From SABR member Ronald Auther at Shadow Ball Express on June 8, 2016:
With the passing of Muhammad Ali, I’m taking a break from many other things that are pressing and important to reflect on life and the journey all great men take to master the Art of Sportsmanship. A picture that I’ve held in my personal archives for sometime, needs to be shared with one and all.
The man who steps int to the frame to give [George] Foreman the count, referee of this highly publicized prize fight is none other than Zachary “Smiley” Clayton, the former Pennsylvania State Athletic Commissioner. This particular battle between two giants was one of the many bouts that Zach Clayton refereed in his illustrious career as a professional ref. In 1949, Zachary M. Clayton was the first black man to receive a referee’s license with the state of Pennsylvania. By 1952, Zach Clayton was the first black man to referee a heavy weight title fight. That fight was between Jersey Joe Walcott and Ezzard Charles.
For the record, Zach “Smiley” Clayton was a man of many talents, and it all began with baseball.

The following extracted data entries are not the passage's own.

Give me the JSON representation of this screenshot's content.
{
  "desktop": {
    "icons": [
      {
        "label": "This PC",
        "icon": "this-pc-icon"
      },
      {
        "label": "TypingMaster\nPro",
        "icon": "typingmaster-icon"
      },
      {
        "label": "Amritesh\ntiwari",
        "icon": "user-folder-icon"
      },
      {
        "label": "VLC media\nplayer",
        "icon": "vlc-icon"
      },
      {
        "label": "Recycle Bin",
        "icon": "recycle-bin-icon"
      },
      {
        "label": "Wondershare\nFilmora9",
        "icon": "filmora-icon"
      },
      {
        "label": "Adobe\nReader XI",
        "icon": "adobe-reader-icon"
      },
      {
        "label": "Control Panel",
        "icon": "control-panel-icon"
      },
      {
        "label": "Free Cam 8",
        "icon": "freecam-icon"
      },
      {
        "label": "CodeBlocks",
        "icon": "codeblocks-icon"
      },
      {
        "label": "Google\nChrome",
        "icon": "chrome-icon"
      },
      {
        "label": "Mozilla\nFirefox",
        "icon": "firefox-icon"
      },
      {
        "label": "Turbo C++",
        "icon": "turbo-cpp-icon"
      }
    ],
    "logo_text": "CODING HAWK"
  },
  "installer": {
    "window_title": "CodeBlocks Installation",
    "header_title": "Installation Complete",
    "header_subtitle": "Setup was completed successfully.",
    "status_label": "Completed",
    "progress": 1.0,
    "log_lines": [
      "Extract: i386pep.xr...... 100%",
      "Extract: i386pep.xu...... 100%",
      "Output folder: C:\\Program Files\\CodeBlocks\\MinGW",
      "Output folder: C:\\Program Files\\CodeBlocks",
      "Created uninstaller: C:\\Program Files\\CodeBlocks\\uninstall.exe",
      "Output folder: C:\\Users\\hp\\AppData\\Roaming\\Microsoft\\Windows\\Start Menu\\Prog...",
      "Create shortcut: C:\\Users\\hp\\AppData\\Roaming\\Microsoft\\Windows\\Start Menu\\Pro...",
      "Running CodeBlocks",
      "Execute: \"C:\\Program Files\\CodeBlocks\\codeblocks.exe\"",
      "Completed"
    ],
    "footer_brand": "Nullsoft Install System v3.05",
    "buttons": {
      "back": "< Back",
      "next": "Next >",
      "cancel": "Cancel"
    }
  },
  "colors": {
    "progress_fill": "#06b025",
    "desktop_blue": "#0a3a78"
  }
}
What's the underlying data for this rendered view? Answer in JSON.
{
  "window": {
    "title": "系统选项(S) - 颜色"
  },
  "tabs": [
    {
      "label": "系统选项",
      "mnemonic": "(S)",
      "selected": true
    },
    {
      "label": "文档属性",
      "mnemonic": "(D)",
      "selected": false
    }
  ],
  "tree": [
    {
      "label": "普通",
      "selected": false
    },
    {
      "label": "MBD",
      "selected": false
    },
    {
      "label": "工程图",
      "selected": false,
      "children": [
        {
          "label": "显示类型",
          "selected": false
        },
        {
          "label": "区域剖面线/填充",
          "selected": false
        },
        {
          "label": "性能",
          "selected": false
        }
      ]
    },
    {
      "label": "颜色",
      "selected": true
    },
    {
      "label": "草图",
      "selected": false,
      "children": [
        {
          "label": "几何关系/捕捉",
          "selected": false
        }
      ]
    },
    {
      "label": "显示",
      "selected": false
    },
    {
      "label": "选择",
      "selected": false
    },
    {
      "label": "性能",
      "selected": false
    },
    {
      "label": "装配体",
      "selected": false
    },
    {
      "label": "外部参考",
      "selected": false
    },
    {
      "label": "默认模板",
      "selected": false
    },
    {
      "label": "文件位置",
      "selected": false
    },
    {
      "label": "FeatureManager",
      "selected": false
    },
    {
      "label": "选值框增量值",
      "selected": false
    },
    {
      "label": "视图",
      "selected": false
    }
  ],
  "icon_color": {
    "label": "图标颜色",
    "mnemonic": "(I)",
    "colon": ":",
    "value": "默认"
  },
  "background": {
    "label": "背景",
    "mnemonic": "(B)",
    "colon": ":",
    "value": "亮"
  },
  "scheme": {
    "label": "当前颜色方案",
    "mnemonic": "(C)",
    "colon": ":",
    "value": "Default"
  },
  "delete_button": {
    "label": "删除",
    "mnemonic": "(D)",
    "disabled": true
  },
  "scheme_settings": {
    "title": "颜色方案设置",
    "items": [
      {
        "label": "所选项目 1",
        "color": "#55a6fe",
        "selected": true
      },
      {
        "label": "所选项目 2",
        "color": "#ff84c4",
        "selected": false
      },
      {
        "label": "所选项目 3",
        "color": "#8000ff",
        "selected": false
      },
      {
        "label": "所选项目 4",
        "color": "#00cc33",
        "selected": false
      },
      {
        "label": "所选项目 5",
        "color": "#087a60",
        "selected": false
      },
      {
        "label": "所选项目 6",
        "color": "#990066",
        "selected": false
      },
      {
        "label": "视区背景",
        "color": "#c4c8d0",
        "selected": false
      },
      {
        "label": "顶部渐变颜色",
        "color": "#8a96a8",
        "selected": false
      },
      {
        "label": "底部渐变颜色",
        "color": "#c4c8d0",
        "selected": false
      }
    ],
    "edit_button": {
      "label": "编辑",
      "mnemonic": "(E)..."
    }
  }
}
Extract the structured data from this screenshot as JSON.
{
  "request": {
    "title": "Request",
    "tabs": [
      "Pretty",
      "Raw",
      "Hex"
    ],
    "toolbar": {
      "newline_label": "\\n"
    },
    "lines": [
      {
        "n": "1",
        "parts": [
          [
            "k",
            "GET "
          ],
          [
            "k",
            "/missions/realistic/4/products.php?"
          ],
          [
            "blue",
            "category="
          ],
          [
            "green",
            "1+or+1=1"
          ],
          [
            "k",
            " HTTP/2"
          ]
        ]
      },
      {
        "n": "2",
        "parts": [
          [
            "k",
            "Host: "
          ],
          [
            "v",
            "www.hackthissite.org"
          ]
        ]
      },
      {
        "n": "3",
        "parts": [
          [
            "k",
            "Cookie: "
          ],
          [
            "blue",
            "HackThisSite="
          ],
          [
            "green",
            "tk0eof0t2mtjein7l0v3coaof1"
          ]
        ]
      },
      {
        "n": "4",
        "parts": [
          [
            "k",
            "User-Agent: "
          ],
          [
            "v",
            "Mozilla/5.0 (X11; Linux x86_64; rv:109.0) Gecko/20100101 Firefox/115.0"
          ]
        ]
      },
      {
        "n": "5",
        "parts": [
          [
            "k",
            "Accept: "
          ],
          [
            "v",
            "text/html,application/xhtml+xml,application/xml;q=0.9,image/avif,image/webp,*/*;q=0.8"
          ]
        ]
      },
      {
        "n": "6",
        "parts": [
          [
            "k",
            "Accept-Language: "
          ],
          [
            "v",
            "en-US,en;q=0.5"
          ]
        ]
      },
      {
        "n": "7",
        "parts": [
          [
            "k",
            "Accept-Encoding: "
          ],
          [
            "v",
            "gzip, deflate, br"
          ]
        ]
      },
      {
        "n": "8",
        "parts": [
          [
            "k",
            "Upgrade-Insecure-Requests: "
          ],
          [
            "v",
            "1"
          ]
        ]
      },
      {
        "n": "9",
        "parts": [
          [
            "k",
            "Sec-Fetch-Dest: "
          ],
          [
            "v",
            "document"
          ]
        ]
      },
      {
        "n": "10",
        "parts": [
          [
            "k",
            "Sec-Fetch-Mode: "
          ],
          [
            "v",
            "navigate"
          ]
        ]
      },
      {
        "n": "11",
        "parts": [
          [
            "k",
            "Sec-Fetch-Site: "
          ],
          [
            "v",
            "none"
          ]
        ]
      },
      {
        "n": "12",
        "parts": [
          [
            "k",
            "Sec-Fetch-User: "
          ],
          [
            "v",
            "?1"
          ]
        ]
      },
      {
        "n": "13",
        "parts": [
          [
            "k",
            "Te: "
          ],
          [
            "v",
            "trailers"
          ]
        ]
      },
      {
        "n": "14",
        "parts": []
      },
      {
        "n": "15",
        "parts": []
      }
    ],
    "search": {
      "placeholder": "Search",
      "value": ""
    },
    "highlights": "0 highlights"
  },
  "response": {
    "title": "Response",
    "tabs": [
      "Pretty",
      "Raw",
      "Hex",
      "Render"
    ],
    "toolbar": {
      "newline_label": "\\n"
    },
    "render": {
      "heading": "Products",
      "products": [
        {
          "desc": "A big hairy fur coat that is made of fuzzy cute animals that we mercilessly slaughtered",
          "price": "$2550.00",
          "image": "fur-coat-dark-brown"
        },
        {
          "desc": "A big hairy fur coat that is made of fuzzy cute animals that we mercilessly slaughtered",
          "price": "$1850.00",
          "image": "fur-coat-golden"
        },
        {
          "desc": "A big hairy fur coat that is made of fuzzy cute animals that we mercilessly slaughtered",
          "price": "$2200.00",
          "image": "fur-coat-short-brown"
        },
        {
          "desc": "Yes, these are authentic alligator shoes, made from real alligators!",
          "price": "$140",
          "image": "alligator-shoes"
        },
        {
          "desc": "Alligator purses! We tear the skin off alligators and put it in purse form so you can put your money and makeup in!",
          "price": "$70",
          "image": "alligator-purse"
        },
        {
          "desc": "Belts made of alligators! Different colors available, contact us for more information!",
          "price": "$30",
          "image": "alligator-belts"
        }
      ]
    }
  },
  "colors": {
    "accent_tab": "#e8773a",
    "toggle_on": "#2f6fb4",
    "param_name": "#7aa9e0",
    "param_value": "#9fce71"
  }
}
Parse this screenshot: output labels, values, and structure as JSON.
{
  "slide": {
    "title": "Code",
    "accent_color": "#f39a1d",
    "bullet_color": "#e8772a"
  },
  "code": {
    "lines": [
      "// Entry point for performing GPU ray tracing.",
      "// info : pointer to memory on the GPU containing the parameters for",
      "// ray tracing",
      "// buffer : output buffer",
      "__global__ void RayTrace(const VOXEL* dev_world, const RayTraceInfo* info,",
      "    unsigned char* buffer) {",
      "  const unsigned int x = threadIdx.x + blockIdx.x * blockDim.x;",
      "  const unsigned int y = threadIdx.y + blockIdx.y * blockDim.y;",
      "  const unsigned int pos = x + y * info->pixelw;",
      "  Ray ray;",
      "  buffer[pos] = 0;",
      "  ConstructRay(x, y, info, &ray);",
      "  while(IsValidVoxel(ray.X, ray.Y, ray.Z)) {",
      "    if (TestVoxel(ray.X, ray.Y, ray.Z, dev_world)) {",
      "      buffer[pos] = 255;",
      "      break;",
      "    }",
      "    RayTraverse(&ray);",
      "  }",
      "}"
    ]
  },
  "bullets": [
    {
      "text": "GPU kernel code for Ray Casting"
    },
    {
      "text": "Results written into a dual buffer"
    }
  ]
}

Born Leroy Watkins Clayton on April 17, 1917 in Gloucester County, Virginia, Zach “Smiley” Clayton was destined to play professional sports. He began his baseball career in 1931 at the age of 14, with the 1931 Santop’s Broncos, and ended up playing with the Atlantic City Bacharach Giants in 1932, at the age of 15. He again played for the Bacharach’s in 1934, when they shifted from the Independent Negro League to the Negro National League. In 1935, “Smiley” moved his skill sets to play 1st Base for the Chicago American Giants. He skipped a year of play, then by 1937, he returned to play with the Chicago American Giants, as they shifted to the Negro American League.
He disappeared from the baseball scene till 1943.